La casa Fernando Durán la saca a subasta partiendo de 175.000 euros, precio acorde a la categoría de la obra y a su procedencia clara, y mucho menor al alcanzado en julio de 2010 en la sala Christie's del Reino Unido por una inédita Virgen con el Niño de nuestro pintor (319.000 euros). Tanto la casa de subastas madrileña como la británica han vendido otras obras de Morales en los últimos años por cantidades que nos dan una idea de la elevada cotización del pintor: 100.000 euros por una Piedad en Fernando Durán en 2009 y 706.000 euros por otro Ecce Homo en Christie's en 2000.

Estos precios desorbitados por las obras del maestro badajocense me traen a la memoria las declaraciones realizadas por parte de un miembro del equipo de gobierno del Ayuntamiento de Badajoz hace algunos años a raíz de las obras de restauración llevadas a cabo en la llamada "Casa de Luis de Morales" -desde 2003, Museo de la Ciudad- en pleno casco antiguo. A la propuesta de ubicar en la supuesta casa del pintor del Renacimiento un museo con obras de su autoría rechazaba la idea alegando falta de medios económicos por parte del Ayuntamiento para adquirir obras del pintor.     

Actualmente, la ciudad posee -además de las dos citadas del Bellas Artes- otras cinco tablas de Luis de Morales en el Museo Catedralicio. Pero tan insigne pintor debería contar, a mi modo de ver, con un museo propio en la que se estima su casa o quizá, con un par de salas exclusivas en el Museo de Bellas Artes. Salas y obras que vendrían a compensar, además, la desigual cantidad del llamado "fondo antiguo" del museo con respecto a las colecciones de pintura más moderna.

La cuestión es, ¿puede Badajoz, realmente, aspirar a tener un gran número de obras de Luis de Morales? Pregunta de difícil respuesta si nos basamos en la nula disposición mostrada por parte del Ayuntamiento o en la no muy definida política de adquisiciones del Museo de Bellas Artes. Ambas administraciones bien podrían firmar un consorcio que destinara fondos a traer obras del pintor a la ciudad, y convertir a Badajoz en punto indispensable para conocer su figura y legado artístico.

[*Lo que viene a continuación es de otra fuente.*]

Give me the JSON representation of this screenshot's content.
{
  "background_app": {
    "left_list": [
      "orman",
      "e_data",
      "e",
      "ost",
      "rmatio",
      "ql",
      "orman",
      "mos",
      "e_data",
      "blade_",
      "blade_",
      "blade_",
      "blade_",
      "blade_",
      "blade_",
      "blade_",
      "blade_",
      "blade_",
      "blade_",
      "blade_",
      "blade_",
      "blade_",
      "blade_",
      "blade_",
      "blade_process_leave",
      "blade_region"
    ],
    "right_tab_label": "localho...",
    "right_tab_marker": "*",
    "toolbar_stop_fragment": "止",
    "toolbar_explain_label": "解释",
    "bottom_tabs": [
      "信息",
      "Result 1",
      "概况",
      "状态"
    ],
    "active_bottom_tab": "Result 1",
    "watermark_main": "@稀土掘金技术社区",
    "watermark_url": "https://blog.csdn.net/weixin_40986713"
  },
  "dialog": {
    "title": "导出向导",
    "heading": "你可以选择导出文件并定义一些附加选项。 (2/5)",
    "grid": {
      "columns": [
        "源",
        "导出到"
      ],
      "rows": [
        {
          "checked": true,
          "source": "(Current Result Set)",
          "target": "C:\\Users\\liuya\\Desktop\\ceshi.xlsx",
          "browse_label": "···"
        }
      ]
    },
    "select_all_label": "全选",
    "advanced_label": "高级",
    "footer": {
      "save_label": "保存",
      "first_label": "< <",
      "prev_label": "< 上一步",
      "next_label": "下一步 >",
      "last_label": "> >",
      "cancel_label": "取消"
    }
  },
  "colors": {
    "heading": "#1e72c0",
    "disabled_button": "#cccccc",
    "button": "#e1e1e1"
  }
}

Igualmente existe la fórmula del depósito, que permitiría mostrar actualmente -en el Bellas Artes por ser el lugar más idóneo y preparado- tablas que se encuentran repartidas por la región en colecciones particulares y conventos con nulas condiciones para la conservación de objetos artísticos. Precisamente dos obras espectaculares de nuestro pintor, una Virgen de la Rueca y un Ecce Homo, depositadas por un particular en el Museo del Prado desde hacía más de una década, han sido adquiridas recientemente por la pinacoteca madrileña para completar su colección de Luis de Morales. Algo similar podría ocurrir en Badajoz si se siguiese esta línea. Pero para eso hace falta un esfuerzo que probablemente nadie quiera asumir.

1 comentario :

  1. Una pena que un pintor tan destacado en Badajoz no tenga su propio espacio. Porque ¿que mejor sitio para conocer al pintor que su ciudad natal? Por lo menos te ayudaria a acercarte mas al pintor.